戸田恵梨香、元カレ・加瀬亮に「再共演したい」と笑顔で意味深メッセージ! 芸能界屈指の“いい女”となるか

 女優界の中でも、屈指のモテっぷりを見せてきた女優・戸田恵梨香。そんな戸田が最近、元彼俳優へ意味深なメッセージを送ってみせたことが業界内で話題を呼んでいるという。

 戸田は11月13日に東京都内で開催された「SPECサーガ完結編『SICK’S 覇乃抄・厩乃抄』 〜内閣情報調査室特務事項専従係事件簿〜」の制作発表会見に、VTRにて参加。その際、堤幸彦監督や木村文乃、松田翔太などに激励メッセージを送った戸田は「今『大恋愛』(TBS系)っていうドラマをやっているからか(『SPEC』(同)の)撮影当時はあんまり覚えてないんです。続編は……やりたくはないですけど、加瀬亮さんと一緒ならぜひやらせていただきたい」と笑顔で発言。これが評判になっているというのだ。

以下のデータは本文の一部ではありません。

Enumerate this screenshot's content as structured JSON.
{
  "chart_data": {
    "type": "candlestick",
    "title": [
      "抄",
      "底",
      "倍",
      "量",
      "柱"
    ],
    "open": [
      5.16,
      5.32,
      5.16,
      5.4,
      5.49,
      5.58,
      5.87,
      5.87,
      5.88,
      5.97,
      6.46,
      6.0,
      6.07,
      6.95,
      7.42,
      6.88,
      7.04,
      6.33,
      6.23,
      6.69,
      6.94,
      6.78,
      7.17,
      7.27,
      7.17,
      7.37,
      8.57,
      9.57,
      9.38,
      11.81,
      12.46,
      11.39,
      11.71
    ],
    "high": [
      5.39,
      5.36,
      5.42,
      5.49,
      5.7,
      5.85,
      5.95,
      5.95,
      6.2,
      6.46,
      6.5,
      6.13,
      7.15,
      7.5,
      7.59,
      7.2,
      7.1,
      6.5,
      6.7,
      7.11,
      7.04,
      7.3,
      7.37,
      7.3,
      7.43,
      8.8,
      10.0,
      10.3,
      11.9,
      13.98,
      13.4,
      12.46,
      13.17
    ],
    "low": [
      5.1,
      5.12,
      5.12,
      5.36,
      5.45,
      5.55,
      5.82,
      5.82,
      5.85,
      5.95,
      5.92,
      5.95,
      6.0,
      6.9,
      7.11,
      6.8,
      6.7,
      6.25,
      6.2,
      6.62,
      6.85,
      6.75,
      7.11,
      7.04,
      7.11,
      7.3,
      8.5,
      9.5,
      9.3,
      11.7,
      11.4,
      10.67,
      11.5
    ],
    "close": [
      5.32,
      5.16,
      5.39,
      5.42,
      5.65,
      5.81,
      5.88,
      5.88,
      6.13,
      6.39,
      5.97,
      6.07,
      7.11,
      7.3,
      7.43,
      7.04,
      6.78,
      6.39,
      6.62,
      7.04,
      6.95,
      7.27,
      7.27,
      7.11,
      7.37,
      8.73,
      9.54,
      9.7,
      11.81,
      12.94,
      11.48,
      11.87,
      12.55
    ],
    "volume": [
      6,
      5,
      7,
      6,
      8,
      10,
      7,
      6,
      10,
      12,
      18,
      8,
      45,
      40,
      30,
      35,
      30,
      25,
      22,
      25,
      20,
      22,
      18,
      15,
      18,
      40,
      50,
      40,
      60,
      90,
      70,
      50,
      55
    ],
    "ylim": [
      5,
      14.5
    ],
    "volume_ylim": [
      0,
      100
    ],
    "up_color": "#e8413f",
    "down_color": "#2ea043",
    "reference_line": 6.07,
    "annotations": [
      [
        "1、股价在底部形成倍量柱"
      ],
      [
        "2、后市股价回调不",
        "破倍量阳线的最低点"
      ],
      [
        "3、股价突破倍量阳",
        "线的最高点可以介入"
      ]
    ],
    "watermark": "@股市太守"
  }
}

「というのも、戸田さんと加瀬さんといえば、2015年頃から交際していることが明かされ“ハイスペックカップル”と話題になったものの、16年8月に破局が報じられてしまいました。別れた理由は“価値観の違い”とのことで、独身主義の加瀬さんと結婚したい戸田さんの気持ちがすれ違ったのでは、と言われていました。しかしこの公式の場で、元恋人の名前を出して笑顔を見せることができるなんて、さすがサバサバしてますよね」(テレビ局勤務)

 戸田といえば2006年頃に映画『デスノート』での共演がきっかけで松山ケンイチと交際。その後、10年~13年前半まではブレイク前の綾野剛、13年後半からは『SUMMER NUDE』(フジテレビ系)で共演した勝地涼と交際。その後に加瀬と交際し、現在は『コード・ブルー3』(フジテレビ系)で共演した成田凌と交際している。歴代の恋人が全員現在も人気なのに加え、戸田と交際後に大ブレイクした綾野や勝地を例に取り、芸能界では戸田を“業界屈指のあげまん”と賞賛する声が多いという。

「戸田さんは一見勝ち気な雰囲気ですが、付き合っている恋人には手料理を振る舞ったり、インタビューで『恋愛の駆け引きをするのは苦手』だと語るなど、実はかなり恋人に尽くすタイプ。実際、彼女は現場のスタッフを大事にする女優として知られており、どれだけ寝不足でも待ち時間に不機嫌な顔を見せることなく、ケータリングの差し入れも大盤振る舞いと、非の打ちどころがない振る舞いをします。現在彼女が主演する『大恋愛〜僕を忘れる君と』の現場も、気遣いの人である戸田さんとムロツヨシさんのおかげですごく良い雰囲気なんだとか」(同)

 冒頭の元彼・加瀬への大人の態度や、歴代の恋人たちのブレイクぶりを鑑みるに、戸田が芸能界屈指の“いいオンナ”なのは納得といったところだろう。